Une petite trotte avec Talla, lion dominant
« Les lions ont mangé hier. Ils sont nourris tous les quatre jours avec la viande de sept ânes morts ». Cette précision du guide, Mamadou Faye, loin de rassurer, provoque éclats de rire et commentaires amusés. Elle signifie que les lions sont rassasiés et que les visiteurs n’ont, en principe, aucune chance de finir dans leurs estomacs. À la réserve de Fathala, la promenade avec les rois des animaux fait partie des attractions phares. Depuis l’ouverture du site, des milliers de visiteurs se sont offert ce privilège, car marcher aux côtés de fauves n’est pas donné à tout le monde. En Afrique, le Sénégal est l’un des rares pays, avec l’Afrique du Sud, le Zimbabwe et l’île Maurice, où l’on peut vivre cette expérience inédite. Une activité risquée ? Non, assure Mamadou Faye : « Les lions sont bien dressés. Il suffit de garder son calme et de suivre les instructions pour que tout se passe sans anicroche ». Plus facile à dire qu’à faire face à ces prédateurs redoutables dont la simple vue suffit à inspirer la crainte. Devant l’enclos ceinturé de grillages, Mamadou Faye donne ses consignes : « Nous avons treize lions, répartis dans deux enclos, avec un mâle dominant dans chacun d’eux. Aujourd’hui, nous allons effectuer la promenade avec un mâle et une femelle : Talla, âgé de neuf ans, et Tayni, présente ici depuis 2012. Pour garantir la sécurité de tous, le respect des consignes est fondamental. Il faut toujours tenir le bâton, ne jamais le laisser tomber, marcher derrière les lions et jamais devant eux ». Après le briefing, la porte de l’enclos s’ouvre. Armés d’un simple bâton, nous avançons prudemment, l’esprit rempli de questions. Il faut une bonne dose de courage pour défier ces icônes de la faune africaine. Sous l’ombre d’un arbre massif, le couple de lions, bardés de muscles et repus après leur repas de la veille, se prélasse sous la surveillance de trois autres guides. Les deux félins se lèchent, se frottent la tête et le cou.
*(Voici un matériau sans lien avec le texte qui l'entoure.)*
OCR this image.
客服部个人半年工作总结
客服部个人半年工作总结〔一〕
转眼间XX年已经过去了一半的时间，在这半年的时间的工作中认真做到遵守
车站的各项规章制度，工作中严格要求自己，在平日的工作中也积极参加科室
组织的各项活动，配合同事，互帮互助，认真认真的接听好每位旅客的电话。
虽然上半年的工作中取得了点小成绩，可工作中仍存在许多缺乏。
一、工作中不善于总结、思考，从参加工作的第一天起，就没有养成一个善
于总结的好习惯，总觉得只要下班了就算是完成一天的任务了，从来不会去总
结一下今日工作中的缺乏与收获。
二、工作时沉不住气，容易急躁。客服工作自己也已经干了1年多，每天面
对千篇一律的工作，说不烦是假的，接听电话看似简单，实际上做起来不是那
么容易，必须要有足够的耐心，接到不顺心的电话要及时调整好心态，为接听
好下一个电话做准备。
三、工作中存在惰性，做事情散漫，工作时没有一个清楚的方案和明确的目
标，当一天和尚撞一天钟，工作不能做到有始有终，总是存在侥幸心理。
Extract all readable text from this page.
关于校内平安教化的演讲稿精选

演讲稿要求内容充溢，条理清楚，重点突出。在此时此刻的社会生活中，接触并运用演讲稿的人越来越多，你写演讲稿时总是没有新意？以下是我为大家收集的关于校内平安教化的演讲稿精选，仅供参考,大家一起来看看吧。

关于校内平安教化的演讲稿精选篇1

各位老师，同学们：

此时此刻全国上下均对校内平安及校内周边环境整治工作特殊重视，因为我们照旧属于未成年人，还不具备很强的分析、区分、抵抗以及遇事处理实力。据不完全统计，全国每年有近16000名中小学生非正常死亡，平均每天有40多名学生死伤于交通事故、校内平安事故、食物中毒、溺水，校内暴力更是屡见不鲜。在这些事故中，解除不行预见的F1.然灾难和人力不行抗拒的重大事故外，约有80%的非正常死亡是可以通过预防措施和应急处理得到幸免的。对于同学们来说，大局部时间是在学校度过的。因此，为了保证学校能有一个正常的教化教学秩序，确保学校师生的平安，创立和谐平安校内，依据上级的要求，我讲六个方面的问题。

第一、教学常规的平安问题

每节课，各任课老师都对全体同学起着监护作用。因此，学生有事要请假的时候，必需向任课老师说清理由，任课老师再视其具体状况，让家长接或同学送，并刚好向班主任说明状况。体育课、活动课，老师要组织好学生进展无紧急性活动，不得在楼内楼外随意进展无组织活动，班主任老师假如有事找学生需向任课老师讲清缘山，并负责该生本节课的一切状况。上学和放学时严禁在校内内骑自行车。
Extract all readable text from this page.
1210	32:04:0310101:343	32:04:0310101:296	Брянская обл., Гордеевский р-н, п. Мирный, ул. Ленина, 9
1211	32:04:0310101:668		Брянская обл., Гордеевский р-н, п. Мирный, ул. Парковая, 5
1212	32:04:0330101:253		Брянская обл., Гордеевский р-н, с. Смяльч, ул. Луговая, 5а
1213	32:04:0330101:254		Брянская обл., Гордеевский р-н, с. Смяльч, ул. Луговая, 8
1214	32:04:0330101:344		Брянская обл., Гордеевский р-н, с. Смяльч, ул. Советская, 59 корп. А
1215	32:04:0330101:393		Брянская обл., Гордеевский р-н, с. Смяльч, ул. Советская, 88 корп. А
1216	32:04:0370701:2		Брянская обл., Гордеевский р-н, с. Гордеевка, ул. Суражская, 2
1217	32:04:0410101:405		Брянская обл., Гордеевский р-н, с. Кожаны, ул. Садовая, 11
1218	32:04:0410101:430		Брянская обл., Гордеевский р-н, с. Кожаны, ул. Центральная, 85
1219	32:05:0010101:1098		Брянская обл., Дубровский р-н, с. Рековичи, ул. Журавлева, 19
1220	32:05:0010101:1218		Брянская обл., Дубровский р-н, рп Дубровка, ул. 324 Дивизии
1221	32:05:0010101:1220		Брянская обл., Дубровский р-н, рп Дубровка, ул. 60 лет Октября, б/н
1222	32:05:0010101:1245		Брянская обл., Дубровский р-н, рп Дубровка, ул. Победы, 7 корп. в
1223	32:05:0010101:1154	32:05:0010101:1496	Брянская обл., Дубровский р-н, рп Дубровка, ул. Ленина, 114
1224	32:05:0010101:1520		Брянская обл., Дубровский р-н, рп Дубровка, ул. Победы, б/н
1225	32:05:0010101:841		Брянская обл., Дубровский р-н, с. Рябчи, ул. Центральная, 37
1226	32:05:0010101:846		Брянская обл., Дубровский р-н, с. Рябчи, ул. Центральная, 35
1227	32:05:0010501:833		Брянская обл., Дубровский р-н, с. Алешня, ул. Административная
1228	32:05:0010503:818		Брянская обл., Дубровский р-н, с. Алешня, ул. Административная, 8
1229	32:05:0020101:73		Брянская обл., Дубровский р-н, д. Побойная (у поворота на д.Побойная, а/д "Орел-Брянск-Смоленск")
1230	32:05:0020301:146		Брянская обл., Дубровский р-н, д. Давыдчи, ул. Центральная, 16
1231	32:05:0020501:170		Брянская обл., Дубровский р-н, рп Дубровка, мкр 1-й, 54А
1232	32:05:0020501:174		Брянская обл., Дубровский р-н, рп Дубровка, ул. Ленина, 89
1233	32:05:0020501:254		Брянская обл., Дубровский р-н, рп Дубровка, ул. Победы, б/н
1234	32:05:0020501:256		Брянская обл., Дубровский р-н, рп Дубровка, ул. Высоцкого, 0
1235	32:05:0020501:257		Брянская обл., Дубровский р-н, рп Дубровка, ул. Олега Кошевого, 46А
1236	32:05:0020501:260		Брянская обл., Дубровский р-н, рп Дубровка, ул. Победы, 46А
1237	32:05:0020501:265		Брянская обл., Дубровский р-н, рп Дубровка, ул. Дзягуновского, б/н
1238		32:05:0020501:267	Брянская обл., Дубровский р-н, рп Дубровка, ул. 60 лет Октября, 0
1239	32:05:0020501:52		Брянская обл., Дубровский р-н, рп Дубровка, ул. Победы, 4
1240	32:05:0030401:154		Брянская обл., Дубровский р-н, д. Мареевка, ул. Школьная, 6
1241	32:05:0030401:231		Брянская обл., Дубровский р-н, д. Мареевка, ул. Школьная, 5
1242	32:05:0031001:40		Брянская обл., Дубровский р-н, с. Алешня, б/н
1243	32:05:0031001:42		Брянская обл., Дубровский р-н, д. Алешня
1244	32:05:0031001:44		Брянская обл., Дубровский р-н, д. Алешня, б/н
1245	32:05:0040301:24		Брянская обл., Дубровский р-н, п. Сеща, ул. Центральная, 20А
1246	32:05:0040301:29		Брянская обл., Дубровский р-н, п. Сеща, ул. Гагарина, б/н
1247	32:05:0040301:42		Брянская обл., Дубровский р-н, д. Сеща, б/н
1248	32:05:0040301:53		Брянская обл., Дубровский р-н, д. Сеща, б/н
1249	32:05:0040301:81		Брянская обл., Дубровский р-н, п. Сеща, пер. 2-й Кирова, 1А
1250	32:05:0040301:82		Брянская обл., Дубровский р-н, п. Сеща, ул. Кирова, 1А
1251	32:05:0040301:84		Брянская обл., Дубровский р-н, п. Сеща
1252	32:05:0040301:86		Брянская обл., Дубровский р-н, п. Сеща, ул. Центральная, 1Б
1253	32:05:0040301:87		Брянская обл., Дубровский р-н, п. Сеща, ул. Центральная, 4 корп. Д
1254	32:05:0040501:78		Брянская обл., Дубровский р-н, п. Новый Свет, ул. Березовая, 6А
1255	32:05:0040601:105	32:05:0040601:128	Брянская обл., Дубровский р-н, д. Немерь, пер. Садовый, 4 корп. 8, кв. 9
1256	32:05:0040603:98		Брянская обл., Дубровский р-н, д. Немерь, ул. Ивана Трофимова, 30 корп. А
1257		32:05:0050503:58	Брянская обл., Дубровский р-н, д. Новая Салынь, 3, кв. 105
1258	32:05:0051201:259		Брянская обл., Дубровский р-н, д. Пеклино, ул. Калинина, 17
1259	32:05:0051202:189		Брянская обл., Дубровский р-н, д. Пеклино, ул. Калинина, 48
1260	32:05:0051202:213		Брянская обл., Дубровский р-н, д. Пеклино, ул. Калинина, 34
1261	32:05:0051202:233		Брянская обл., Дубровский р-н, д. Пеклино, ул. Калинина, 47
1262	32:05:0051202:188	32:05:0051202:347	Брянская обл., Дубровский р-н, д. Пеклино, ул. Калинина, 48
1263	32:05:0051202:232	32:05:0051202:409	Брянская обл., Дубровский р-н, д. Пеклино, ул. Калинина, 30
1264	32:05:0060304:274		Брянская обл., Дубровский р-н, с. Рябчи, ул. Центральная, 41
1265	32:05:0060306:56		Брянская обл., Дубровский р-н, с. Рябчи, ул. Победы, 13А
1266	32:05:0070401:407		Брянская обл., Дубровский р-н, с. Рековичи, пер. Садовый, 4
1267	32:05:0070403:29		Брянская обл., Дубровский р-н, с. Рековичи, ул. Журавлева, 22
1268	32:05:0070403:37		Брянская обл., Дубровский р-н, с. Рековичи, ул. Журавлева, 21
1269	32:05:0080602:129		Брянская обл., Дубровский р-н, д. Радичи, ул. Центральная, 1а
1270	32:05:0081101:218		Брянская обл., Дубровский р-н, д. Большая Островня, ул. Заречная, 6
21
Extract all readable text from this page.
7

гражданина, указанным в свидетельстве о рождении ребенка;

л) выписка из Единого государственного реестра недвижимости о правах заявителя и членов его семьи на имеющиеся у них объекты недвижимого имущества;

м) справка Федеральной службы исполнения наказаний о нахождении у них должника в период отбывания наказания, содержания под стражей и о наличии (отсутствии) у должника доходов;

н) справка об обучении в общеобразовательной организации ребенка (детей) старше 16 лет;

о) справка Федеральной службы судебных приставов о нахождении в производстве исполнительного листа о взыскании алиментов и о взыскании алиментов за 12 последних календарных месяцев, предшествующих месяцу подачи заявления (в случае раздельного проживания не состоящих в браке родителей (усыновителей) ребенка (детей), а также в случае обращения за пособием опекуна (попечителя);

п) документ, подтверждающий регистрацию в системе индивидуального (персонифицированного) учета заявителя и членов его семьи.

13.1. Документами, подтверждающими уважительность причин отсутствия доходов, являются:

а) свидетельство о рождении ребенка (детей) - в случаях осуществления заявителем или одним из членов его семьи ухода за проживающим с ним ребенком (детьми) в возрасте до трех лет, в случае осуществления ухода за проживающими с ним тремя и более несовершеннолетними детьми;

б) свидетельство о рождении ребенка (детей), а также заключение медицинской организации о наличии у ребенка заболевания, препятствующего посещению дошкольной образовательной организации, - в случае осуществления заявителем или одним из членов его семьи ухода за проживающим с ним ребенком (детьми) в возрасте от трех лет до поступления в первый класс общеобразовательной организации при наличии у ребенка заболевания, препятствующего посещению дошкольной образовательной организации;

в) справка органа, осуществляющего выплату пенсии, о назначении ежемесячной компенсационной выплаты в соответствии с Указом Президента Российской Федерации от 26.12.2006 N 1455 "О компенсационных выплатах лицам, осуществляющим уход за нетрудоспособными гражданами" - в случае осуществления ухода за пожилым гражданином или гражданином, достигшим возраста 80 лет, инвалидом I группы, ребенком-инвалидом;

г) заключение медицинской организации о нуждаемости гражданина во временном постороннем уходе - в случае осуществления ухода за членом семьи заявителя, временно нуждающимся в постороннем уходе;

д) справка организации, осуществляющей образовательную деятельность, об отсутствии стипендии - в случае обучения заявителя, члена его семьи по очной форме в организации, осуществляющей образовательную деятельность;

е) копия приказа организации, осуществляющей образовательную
La femelle, agitée par la présence humaine, ouvre parfois grand la gueule, dévoilant ses puissantes mâchoires, et grogne. Plus serein, le mâle, avec sa crinière flamboyante et son pelage fauve, tente de la calmer, aidé par les guides. Ces derniers tracent au sol, avec leurs bâtons, une ligne à ne pas franchir. Après quelques recommandations supplémentaires, la promenade commence. D’une allure royale, les fauves avancent. Regroupés derrière eux, nous marchons à leur rythme, observant le moindre de leurs mouvements. La sensation est intense : montée d’adrénaline, chair de poule garantie. Selon Mamadou Faye, ces lions sont suivis et encadrés depuis leur naissance, et les guides sont formés pour gérer tout type de situation. Le moment fort reste la séance photo avec les fauves – un instant mémorable. Dans certains pays, des amateurs fortunés sont prêts à payer des sommes exorbitantes pour tuer un lion et accrocher sa tête à leur tableau de chasse. Au Sénégal, d’autres préfèrent réaliser leur rêve en marchant à côté d’un vrai roi de la savane. Dans le delta du Saloum, particulièrement à Fathala, cette balade est devenue une attraction touristique incontournable. Une expérience unique, parfois inimaginable, mais toujours un privilège. Une aventure riche en adrénaline que ceux qui l’ont vécue ne sont pas près d’oublier !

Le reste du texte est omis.